It’s the middle of the night and through the haze of anti-malaria drug-induced dreams I hear my phone ringing. It is the ER. Nothing too dire, but a patient I should probably see. Clumsily I throw on my salwar kameez and headscarf with a little less class than I feel I have begun to manage during the day. Into the starry night and through the compound I stroll.
It feels wonderfully safe here as I walk past people sleeping on the ground outside the surgical ward – family members of the admitted patients, I presume. At the ER I am greeted by the friendly smiles of the night watchmen and cheeky grins of the ER team. “Were you very busy?” they ask. “Indeed I was,” I reply with a sleepy grin. The patient is an old baba in respiratory distress. Probably a combination of fluid overload secondary to heart failure and an acute exacerbation of chronic airway disease.

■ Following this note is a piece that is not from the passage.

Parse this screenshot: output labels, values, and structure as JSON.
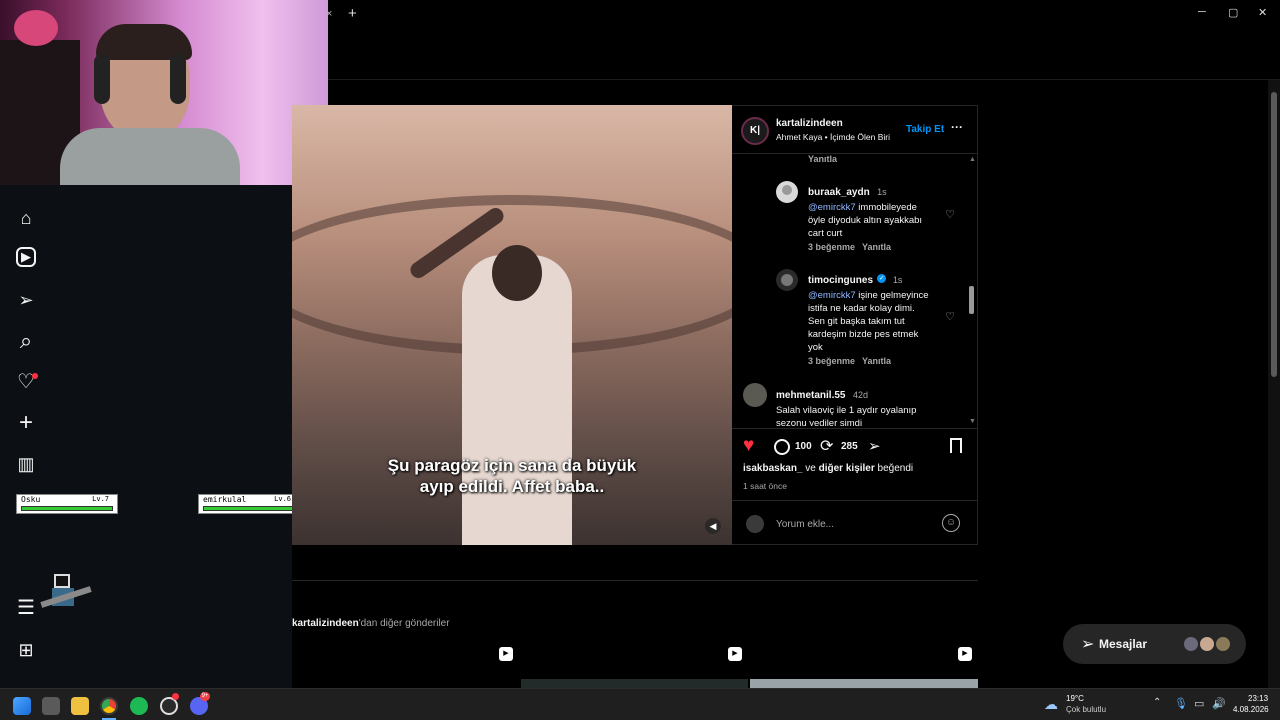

But what was most striking about this patient was not so much his pathology, but his social history and how it was presented to me.
In medicine, as I believe to be true of life in general, a person’s story, their history, tells us more than anything, shaping our view of each other. And for a doctor, it helps to piece together the puzzle of a patient’s health – or ill-health, as the case may be. The night ER doctor tells me, “This baba is all alone in this world.” This is his opening statement and in his mind, I believe, is meant to tell me more about where he has come from, the enormity of his problems and his likely prognosis. In a society where the extended family unit is paramount, being socially isolated is almost viewed as a diagnosis as much as a pathology. Like a chronic illness with no cure, it slowly wears people down.
Earlier in the evening I had been discussing the very same concept with the same doctor. I can’t remember how it came up, but I was explaining that in my country the different generations don’t usually live together and that in fact my grandparents live on their own. He was very shocked to discover this, especially when he found out they are in their eighties! “How can they look after themselves? What do they do?” he asks. I know both my grandfather and grandmother would proudly say that they are doing just fine, and of that I am sure, but there is that little twang of guilt – are they really ok? I can’t help but ask myself. I appreciate there is no perfect society and – ask my family – I am a staunch advocate of independence. But at what cost? Has our society gone too far in pursuit of individualism and independence?
I am very fortunate that I come from a wonderful family, both the nucleus and extended family (a distinction that is a somewhat foreign concept here). They have enveloped me in folds of love whilst giving me the opportunity and blessing to pursue my individuality and dreams. But is it really possible to have both? When asked why I don’t look after my grandfather, why he doesn’t live with me, I couldn’t help but think how much I would love to care for him and share these years with him, but wouldn’t that also mean that I couldn’t be here, doing this, pursuing this dream?
I need to work on getting back to sleep after these night calls. And yet I cannot help but lie here and ponder. Every clinical presentation leaves me marvelling at the life people lead here. Every conversation with my amazing team in the ER teaches me something about a world view that is different to my own.